If you take a look at the picture to the left, you’ll see what’s left of my external hard drive – the one I used to ‘back-up’ some of my files. No, it didn’t explode – but it might as well have – had it not been for a friend and very talented computer whiz who was able to retrieve all my files for me after the drive simply quit working. He was able to retrieve the equivalent of several years work by taking the drive completely apart and then using a special program to retrieve and save everything!

After talking to my friend, I now have better information about backing up files, i.e., the different ways to do this, and about how many ‘back-ups’ are needed.   All of this I think worthy of sharing with you in case this is something you’re not doing or maybe – like me – are not doing correctly.

Back-Up Methods

There are several ways to back-up your files – which method you choose will depend on how much you want to back up and what your budget can afford. The most common methods of back-up:

  • Off site like Carbonite, Dell, Amazon, etc.
  • External hard drive
  • Jump drives
  • CD / DVD
  • Memory Stick

Each one of these has good and bad features. Below, we’ll cover a bit about each.

Off Site Back-Up

The first thing you think of here is “how much does it cost”. You’ll find you have to pay for off-site back-up and in some cases not all paid back-ups are equal. Some providers will only back-up the files you have selected, others will back-up everything on all computers and there are those that charge when and if you need to download your stored files. If this is the route you go, be sure to read all the fine print. Another issue here is to schedule the back-up so it doesn’t interfere with your work and you’ll also need to leave your computer on for access at that time.

External Hard Drives

An external hard drive –  like  Toshiba   – connects through your computer’s USB port. There are a two types of external hard drives – powered and un-powered. The powered drive has it’s own source of power via an electrical connection – just like you would plug in any other electrical appliance making it functional in basically one location. In addition, it may have internal, pre-programmed software that runs the drive. You do not have access to this software and should you have a problem with the drive (like we did) you have no way to circumvent the pre-programed functions of the drive. Have a problem with this piece of equipment and you’ll have to call a professional like we did. While these drives can be purchased to hold huge quantities of files (terabytes) – you are limited in its use and should you buy one that runs at a fast speed you are at risk for the drive to overheat. That being said, this method is not a preferred back-up.

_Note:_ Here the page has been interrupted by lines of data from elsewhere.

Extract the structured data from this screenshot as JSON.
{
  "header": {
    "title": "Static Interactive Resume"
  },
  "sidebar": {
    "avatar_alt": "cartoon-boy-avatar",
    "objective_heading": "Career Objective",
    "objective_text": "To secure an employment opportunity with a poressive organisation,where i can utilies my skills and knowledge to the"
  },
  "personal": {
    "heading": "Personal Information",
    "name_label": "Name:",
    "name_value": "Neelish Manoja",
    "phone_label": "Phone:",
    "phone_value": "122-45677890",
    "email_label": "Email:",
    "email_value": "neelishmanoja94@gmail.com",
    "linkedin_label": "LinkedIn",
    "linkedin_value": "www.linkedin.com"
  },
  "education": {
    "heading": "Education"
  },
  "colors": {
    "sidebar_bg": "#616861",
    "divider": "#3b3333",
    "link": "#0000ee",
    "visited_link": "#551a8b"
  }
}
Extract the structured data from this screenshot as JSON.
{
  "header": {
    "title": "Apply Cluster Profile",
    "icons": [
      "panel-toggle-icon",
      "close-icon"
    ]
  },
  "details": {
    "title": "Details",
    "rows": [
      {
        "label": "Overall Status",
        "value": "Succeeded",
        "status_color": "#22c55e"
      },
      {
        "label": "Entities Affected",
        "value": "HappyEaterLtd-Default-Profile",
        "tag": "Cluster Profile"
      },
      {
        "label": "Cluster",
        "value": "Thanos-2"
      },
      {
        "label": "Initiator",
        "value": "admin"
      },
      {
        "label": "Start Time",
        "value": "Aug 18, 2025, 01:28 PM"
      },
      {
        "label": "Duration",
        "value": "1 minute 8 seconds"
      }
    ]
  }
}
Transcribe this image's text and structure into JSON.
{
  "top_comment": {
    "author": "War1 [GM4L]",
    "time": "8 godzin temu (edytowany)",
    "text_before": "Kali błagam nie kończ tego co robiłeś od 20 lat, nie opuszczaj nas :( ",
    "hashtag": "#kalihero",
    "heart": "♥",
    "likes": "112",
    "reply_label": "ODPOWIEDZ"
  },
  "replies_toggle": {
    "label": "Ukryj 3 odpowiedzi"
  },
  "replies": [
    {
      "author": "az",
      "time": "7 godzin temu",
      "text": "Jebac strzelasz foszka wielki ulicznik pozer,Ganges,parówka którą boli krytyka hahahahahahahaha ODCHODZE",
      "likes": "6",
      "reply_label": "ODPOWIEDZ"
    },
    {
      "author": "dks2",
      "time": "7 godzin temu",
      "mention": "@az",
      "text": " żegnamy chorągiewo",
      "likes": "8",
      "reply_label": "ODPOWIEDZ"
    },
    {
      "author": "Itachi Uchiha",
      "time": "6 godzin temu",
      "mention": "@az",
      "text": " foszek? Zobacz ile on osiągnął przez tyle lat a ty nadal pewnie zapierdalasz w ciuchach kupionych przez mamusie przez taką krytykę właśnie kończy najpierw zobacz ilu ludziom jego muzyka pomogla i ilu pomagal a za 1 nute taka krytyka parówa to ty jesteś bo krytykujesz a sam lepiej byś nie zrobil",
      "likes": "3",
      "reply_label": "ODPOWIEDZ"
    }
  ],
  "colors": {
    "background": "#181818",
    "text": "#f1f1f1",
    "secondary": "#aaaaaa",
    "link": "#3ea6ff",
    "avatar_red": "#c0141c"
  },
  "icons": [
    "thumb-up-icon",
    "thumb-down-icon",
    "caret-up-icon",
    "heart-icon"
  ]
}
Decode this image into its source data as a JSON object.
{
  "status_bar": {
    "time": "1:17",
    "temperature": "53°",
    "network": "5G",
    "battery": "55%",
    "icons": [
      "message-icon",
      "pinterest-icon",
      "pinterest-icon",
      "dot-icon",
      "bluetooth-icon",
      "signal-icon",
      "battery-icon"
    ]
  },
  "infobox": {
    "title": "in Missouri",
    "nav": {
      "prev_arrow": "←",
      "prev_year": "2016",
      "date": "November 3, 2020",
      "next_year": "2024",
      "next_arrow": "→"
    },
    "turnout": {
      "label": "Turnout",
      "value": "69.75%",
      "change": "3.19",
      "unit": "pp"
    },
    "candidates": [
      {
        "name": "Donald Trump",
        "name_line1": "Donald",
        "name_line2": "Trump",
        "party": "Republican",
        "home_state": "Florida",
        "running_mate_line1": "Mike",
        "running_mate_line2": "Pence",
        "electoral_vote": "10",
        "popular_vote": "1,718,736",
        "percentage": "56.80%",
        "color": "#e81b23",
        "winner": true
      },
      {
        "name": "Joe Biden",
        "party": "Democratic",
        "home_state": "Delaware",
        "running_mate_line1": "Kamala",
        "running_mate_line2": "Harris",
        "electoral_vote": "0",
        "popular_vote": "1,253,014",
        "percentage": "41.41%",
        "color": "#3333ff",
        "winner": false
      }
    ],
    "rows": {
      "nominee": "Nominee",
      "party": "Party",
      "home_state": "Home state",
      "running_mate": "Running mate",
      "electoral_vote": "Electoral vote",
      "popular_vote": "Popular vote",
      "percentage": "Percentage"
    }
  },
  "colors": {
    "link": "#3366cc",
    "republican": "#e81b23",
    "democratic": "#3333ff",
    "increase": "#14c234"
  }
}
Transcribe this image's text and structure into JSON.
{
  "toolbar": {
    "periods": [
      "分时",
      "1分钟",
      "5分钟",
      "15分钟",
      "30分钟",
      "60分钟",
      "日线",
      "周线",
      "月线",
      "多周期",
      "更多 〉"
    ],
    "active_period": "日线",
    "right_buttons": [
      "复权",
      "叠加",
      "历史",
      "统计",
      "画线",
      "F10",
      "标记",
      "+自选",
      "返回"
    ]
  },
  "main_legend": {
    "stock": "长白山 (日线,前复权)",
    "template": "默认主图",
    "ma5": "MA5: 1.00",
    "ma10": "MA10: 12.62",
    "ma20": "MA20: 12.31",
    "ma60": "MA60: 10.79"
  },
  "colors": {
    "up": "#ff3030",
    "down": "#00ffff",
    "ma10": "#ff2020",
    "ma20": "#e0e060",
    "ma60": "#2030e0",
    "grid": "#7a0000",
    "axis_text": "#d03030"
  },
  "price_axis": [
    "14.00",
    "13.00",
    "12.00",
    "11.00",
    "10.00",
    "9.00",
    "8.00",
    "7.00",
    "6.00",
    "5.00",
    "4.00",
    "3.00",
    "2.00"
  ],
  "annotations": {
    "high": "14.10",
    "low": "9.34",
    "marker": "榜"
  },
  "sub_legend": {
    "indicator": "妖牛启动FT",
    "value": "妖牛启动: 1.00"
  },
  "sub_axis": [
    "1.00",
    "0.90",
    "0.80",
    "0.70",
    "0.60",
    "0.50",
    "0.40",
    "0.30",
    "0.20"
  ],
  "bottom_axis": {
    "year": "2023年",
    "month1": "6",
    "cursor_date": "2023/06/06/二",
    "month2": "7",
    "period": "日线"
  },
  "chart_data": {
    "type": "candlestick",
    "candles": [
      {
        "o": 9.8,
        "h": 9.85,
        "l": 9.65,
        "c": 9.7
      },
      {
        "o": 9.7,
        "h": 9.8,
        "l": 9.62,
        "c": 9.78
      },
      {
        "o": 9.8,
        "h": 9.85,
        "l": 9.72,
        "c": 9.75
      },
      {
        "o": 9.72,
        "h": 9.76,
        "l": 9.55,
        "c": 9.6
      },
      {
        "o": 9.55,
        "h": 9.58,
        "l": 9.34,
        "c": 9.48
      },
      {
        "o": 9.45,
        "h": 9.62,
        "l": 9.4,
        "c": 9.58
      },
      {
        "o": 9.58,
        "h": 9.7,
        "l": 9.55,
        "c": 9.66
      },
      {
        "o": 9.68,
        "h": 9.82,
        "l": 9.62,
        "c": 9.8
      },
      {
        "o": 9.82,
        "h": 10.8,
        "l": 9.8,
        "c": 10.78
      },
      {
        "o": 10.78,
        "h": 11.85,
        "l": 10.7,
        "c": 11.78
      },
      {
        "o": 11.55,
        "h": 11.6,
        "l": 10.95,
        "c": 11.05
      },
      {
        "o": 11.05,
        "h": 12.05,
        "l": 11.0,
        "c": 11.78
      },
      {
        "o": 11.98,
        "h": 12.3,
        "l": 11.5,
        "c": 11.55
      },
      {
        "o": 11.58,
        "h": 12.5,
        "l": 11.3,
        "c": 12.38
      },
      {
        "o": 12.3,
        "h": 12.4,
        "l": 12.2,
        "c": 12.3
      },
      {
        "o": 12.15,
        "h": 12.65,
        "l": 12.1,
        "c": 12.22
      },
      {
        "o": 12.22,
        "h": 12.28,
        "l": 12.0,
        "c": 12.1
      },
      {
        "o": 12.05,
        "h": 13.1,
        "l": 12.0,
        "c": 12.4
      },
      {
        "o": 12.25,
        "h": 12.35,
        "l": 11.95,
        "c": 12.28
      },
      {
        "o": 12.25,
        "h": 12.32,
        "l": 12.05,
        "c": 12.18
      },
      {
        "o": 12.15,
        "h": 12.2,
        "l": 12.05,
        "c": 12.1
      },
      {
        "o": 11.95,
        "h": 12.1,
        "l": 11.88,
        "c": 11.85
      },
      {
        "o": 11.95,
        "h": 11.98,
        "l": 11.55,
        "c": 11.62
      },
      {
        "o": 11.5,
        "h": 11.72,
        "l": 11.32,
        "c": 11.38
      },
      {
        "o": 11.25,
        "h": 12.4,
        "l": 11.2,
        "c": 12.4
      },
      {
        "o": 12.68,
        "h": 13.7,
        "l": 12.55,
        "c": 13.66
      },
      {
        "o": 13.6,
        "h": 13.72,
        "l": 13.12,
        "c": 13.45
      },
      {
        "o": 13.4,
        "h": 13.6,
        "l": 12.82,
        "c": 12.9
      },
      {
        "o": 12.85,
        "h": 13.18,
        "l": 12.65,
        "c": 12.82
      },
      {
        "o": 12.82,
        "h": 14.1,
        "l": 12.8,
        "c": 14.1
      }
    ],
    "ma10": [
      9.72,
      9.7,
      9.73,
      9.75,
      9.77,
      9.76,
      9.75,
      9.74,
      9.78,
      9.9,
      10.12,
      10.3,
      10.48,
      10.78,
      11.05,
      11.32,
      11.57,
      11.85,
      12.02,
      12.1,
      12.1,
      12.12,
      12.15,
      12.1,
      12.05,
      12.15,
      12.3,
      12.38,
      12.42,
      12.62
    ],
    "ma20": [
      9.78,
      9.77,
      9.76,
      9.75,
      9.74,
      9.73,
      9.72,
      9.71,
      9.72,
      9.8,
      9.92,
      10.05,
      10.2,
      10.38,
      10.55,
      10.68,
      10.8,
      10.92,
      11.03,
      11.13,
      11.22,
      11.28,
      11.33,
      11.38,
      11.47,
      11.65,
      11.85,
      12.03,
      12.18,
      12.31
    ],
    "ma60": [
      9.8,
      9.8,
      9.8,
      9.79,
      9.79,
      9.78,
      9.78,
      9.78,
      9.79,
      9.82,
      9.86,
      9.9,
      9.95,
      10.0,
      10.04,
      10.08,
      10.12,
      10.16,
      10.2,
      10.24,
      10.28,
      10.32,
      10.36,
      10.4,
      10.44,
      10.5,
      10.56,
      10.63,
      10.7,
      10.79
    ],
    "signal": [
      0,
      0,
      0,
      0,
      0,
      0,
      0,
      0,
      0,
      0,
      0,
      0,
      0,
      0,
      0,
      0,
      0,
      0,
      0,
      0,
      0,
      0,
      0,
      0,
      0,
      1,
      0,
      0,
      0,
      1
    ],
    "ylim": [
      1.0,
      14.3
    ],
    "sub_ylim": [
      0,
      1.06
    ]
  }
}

When looking for an external hard drive, look for a portable drive. This type of drive uses power via the computer’s USB port. Another good feature of this type of drive is that you can take it with you anywhere and they are available with varying memory size.

Jump Drives

These are quick and easy to use and have become available with more memory. These drives – some by Lexar or Adata –  are easy to carry, store and you can easily move them from computer to computer.

CD | DVD

Burning your files to a CD or DVD (more space) is another way to back-up files. However, you may have limited space and you’ll also need a good place to store them.

Memory Stick

This is the same type of  memory stick you see used in many digital cameras. And while they are easily transported, you’re very limited in amount of storage and can get lost if you’re not careful.

Conclusion

So how many back-ups do I now have? How about three (3). My friend recommended three and after what all I’ve been through these last couple of weeks thinking I’d lost years of work – I’m listening to him. I’ll be doing regular back-ups and labeling each one with the date so I’ll know just what I’ve got . And, I’m keeping one copy in a fireproof safe.

On another note, for those that use Host Gator   as their service provider, you should back-up your domain(s) periodically too. This is done through the cPanel and is another way to keep your files safe.

Final thought from the ‘expert’ – when you’re not using these back-up drives; unplug them from the USB port.